Vocalis, the maker of speech recognition software for call centres, collapsed into administration yesterday and said its chief executive was leaving with immediate effect.
The Cambridge-based company has sold its main business to a rival firm, NetDecisions, for a nominal £1 in return for the company taking on part of the Vocalis' £1.5m debts.
The administrators, Begbies Traynor, said they hoped the sale would safeguard virtually all the 60 people employed by Vocalis. Creditors are expected to be paid in full though only a modest amount is likely to be left for shareholders.
Vocalis' customers, which include Powergen, Abbey National and the Chelsea Building Society, should be unaffected.

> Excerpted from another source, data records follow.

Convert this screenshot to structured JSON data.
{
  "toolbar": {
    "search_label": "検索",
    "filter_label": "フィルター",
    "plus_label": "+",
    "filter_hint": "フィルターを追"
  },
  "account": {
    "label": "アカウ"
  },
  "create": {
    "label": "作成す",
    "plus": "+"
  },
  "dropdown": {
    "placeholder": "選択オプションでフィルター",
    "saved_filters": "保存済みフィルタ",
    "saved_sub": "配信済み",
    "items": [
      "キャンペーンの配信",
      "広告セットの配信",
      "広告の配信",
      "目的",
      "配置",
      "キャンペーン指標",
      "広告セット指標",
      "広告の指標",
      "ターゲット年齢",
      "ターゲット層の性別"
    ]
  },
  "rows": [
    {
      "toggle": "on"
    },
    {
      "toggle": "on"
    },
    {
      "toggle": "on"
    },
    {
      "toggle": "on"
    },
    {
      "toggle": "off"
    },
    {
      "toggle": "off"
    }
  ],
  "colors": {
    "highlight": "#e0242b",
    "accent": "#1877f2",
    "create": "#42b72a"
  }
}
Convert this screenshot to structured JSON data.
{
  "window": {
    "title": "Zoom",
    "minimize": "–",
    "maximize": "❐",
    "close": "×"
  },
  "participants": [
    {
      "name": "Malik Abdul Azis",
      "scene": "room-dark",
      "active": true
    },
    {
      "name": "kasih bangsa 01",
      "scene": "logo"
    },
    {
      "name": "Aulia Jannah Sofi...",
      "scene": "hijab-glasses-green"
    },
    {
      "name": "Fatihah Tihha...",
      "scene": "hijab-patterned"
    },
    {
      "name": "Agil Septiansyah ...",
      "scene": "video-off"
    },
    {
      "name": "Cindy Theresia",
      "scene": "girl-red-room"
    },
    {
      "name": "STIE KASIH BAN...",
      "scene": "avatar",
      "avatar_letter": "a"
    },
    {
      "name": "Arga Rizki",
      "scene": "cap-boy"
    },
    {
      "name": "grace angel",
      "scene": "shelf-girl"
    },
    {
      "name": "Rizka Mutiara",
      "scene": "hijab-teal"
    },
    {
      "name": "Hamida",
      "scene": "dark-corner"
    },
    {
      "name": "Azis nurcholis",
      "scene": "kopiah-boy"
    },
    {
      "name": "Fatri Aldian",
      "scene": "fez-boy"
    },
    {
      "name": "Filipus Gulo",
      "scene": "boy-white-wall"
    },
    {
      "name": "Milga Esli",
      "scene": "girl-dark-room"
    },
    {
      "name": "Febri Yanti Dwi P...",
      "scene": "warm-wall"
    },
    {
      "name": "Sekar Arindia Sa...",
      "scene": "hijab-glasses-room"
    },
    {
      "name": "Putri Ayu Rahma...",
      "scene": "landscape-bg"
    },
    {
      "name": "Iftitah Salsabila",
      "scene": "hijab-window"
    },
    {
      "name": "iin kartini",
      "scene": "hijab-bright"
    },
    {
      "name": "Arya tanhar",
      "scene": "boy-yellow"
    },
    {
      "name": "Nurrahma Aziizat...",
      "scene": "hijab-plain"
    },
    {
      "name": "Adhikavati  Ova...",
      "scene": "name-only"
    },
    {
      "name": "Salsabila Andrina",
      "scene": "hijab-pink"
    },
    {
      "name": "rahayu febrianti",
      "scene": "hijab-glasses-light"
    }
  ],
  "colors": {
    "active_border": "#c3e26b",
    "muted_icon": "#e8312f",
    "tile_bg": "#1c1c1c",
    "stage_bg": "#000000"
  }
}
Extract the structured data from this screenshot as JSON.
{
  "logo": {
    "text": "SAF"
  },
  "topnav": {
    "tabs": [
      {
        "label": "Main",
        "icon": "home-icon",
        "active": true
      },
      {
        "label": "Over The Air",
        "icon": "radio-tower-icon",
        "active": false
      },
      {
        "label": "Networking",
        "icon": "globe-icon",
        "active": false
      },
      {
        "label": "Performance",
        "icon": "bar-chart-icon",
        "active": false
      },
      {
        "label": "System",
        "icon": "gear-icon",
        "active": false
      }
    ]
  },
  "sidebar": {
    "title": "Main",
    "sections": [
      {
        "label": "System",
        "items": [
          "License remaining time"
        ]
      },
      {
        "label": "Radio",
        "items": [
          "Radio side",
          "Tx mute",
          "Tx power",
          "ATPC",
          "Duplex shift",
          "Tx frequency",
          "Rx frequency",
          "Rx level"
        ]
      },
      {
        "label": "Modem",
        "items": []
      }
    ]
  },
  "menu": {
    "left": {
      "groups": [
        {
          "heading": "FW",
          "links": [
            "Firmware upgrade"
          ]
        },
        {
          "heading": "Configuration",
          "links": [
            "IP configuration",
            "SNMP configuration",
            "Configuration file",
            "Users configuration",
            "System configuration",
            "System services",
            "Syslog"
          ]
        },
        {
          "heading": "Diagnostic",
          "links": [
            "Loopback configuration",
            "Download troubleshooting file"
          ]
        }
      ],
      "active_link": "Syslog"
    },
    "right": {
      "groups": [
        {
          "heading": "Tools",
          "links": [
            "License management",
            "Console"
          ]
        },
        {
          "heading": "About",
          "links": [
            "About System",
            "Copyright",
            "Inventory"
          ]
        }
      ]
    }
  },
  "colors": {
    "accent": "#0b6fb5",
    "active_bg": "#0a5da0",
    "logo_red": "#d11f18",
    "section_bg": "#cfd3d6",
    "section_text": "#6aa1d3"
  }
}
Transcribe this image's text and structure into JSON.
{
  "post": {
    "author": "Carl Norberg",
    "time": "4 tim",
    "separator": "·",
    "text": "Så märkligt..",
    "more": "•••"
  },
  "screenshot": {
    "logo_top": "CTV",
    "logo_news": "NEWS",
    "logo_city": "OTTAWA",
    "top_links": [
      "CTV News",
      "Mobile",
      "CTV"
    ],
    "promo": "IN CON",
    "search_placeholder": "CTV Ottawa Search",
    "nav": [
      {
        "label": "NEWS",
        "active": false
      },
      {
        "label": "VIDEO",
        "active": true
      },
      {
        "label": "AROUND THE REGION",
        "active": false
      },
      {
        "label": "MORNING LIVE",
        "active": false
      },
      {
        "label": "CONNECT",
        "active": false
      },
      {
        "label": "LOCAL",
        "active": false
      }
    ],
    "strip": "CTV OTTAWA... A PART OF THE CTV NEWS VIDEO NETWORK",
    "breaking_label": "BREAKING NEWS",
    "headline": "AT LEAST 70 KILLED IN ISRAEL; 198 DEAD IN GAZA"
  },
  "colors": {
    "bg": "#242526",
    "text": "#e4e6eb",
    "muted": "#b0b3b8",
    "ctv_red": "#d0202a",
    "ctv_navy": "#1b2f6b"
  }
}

Vocalis was floated on the stock market in July 1996 and its shares reached a peak of £5.46 valuing the company at £760m before being suspended at the end of the July at 1.12p. Sales growth was insufficient to cover costs and the business made cumulative losses of £23m.
Paul Wright, the chief executive, is leaving with a pay-off of around £100,000. Richard Watrasiewicz, the group operations director, will join NetDecisions.
Last November, Vocalis reported a net loss of £1.5m for the six months to 30 September.
In March, the company lowered its revenue forecast, saying it was taking "longer than planned" to convert "sales opportunities into firm orders in the current market."
In July Vocalis said market conditions and its small size were the cause of its not receiving any orders. The company added it had £1.1m cash at the end of June, which it was spending at the rate of £375,000 a month.
Last week the company said it was in discussions to sell its main business, Vocalis Limited, with the group company expected to be placed into administration.